Von Anfang an haben disziplinübergreifende Ansätze im interkulturellen Austausch eine wichtige Rolle gespielt – nicht nur am Leipziger Frankreichzentrum, sondern auch am Centre Marc Bloch. Ein transdisziplinärer Ansatz ergebe sich in der deutsch-französischen Kooperation automatisch, erklärte Marjorie Berthomier, da die Grenzen der Forschungsgebiete in den Ländern unterschiedlich verlaufen.

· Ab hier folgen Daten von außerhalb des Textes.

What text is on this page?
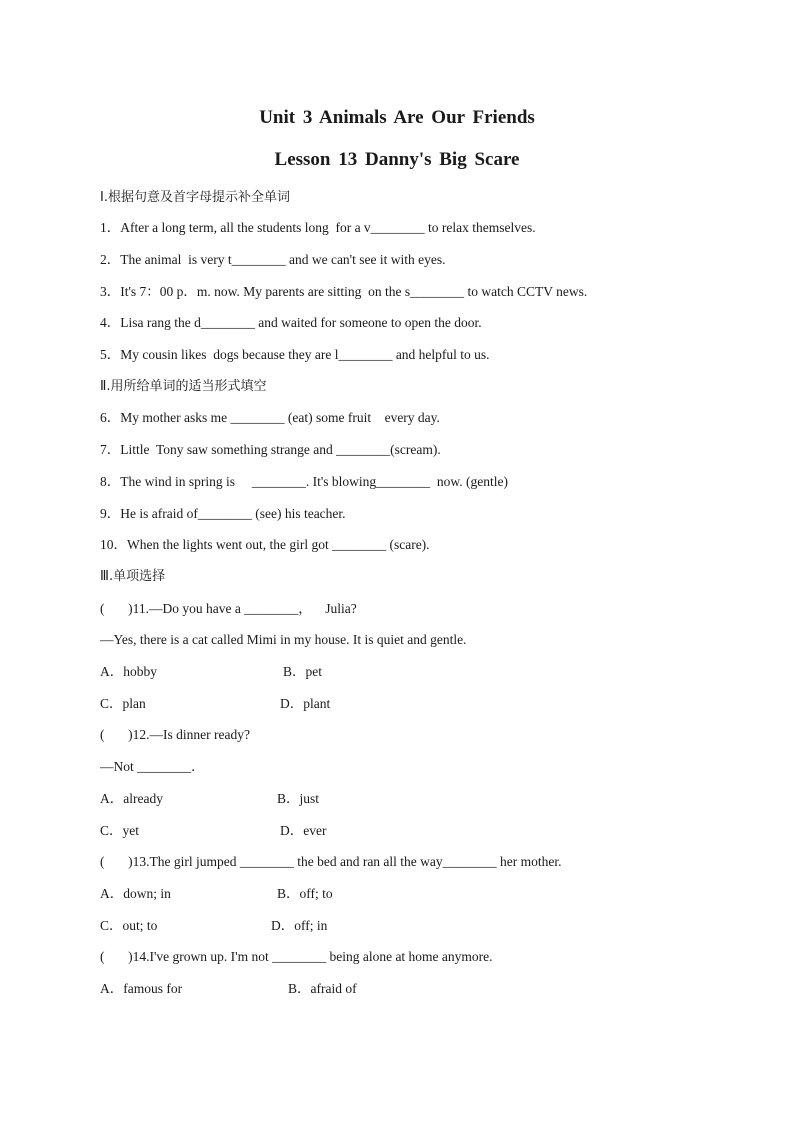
Unit 3 Animals Are Our Friends
Lesson 13 Danny's Big Scare
Ⅰ.根据句意及首字母提示补全单词
1．After a long term, all the students long  for a v________ to relax themselves.
2．The animal  is very t________ and we can't see it with eyes.
3．It's 7：00 p．m. now. My parents are sitting  on the s________ to watch CCTV news.
4．Lisa rang the d________ and waited for someone to open the door.
5．My cousin likes  dogs because they are l________ and helpful to us.
Ⅱ.用所给单词的适当形式填空
6．My mother asks me ________ (eat) some fruit    every day.
7．Little  Tony saw something strange and ________(scream).
8．The wind in spring is     ________. It's blowing________  now. (gentle)
9．He is afraid of________ (see) his teacher.
10．When the lights went out, the girl got ________ (scare).
Ⅲ.单项选择
(       )11.—Do you have a ________，    Julia?
—Yes, there is a cat called Mimi in my house. It is quiet and gentle.
A．hobby	B．pet
C．plan	D．plant
(       )12.—Is dinner ready?
—Not ________．
A．already	B．just
C．yet	D．ever
(       )13.The girl jumped ________ the bed and ran all the way________ her mother.
A．down; in	B．off; to
C．out; to	D．off; in
(       )14.I've grown up. I'm not ________ being alone at home anymore.
A．famous for	B．afraid of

Die Zukunft deutsch-französischer Wissenschaftsvermittlung
Die Ausweitung von Forschung und Kooperationen über das „couple franco-allemand“ hinaus spielt in den Internationalisierungsstrategien eine immer wichtigere Rolle. In Leipzig und Berlin sind dabei die Beziehungen nach Ost- und Südosteuropa und die Vermittlung zwischen Ost und West von besonderer Relevanz. Im Rahmen von Frankophonieforschung und transregionalen Studien wurden außerdem neuere Impulse aus der wissenschaftlichen Auseinandersetzung mit dem Kolonialismus und seinen Folgen aufgenommen, die sich u.a. in einer neuen Initiative zur Provenienzforschung am Centre Marc Bloch ausdrücken. Auch für die DFH stellt die stärkere Einbeziehung von Drittländern und die Kooperation mit den europäischen Universitätsallianzen wichtige Öffnungsperspektiven bereit.

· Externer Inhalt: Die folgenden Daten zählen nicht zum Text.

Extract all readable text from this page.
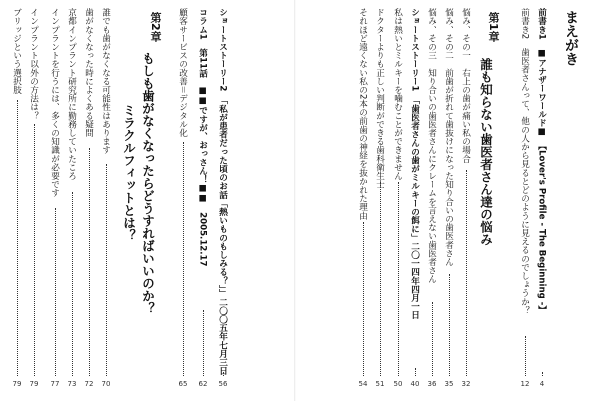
ブリッジという選択肢
79
インプラント以外の方法は？
79
インプラントを行うには、多くの知識が必要です
77
京都インプラント研究所に勤務していたころ
73
歯がなくなった時によくある疑問
72
誰でも歯がなくなる可能性はあります
70
ミラクルフィットとは？ もしも歯がなくなったらどうすればいいのか？
第2章 顧客サービスの改善＝デジタル化
65
コラム1　第11話　■■ですが、おっさん！■■　2005.12.17
62
ショートストーリー2　「私が患者だった頃のお話「熱いものもしみる？」」二〇〇五年七月三日
56
それほど遠くない私の2本の前歯の神経を抜かれた理由
54
ドクターよりも正しい判断ができる歯科衛生士
51
私は熱いとミルキーを噛むことができません
50
ショートストーリー1　「歯医者さんの歯がミルキーの餌に」二〇一四年四月一日
40
悩み、その三　知り合いの歯医者さんにクレームを言えない歯医者さん
36
悩み、その二　前歯が折れて歯抜けになった知り合いの歯医者さん
35
悩み、その一　右上の歯が痛い私の場合
32
誰も知らない歯医者さん達の悩み
第1章 前書き2　歯医者さんって、他の人から見るとどのように見えるのでしょうか？
12
前書き1　■アナザーワールド■　【Lover's Profile - The Beginning -】
4
まえがき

Als weiteren wichtigen Aspekt der Internationalisierung diskutierte die Runde die Stellung des Französischen als Wissenschaftssprache und die Bedeutung von Mehrsprachigkeit in Studium und Wissenschaft. Sie machte darüber hinaus deutlich, dass auch wenn die Internationalisierung der Hochschulen in den letzten 30 Jahren in beeindruckender Weise vorangeschritten ist, deutsch-französische Vermittlungsinstitutionen weiterhin unverzichtbar bleiben. Sie setzen für diese Austauschprozesse wichtige Impulse, stellen das Wissen und Know-how dafür bereit und sichern die kontinuierlichen Aushandlungen zwischen unterschiedlichen Vorstellungen, Praktiken und Strukturen ab, ohne die das Alltagsgeschäft der Internationalisierung nicht funktionieren würde.
Wir bedanken uns herzlich bei den Teilnehmenden und Gästen und hoffen, auch in den nächsten Jahrzehnten – hoffentlich ohne Unterbrechung – produktiv zusammenzuarbeiten!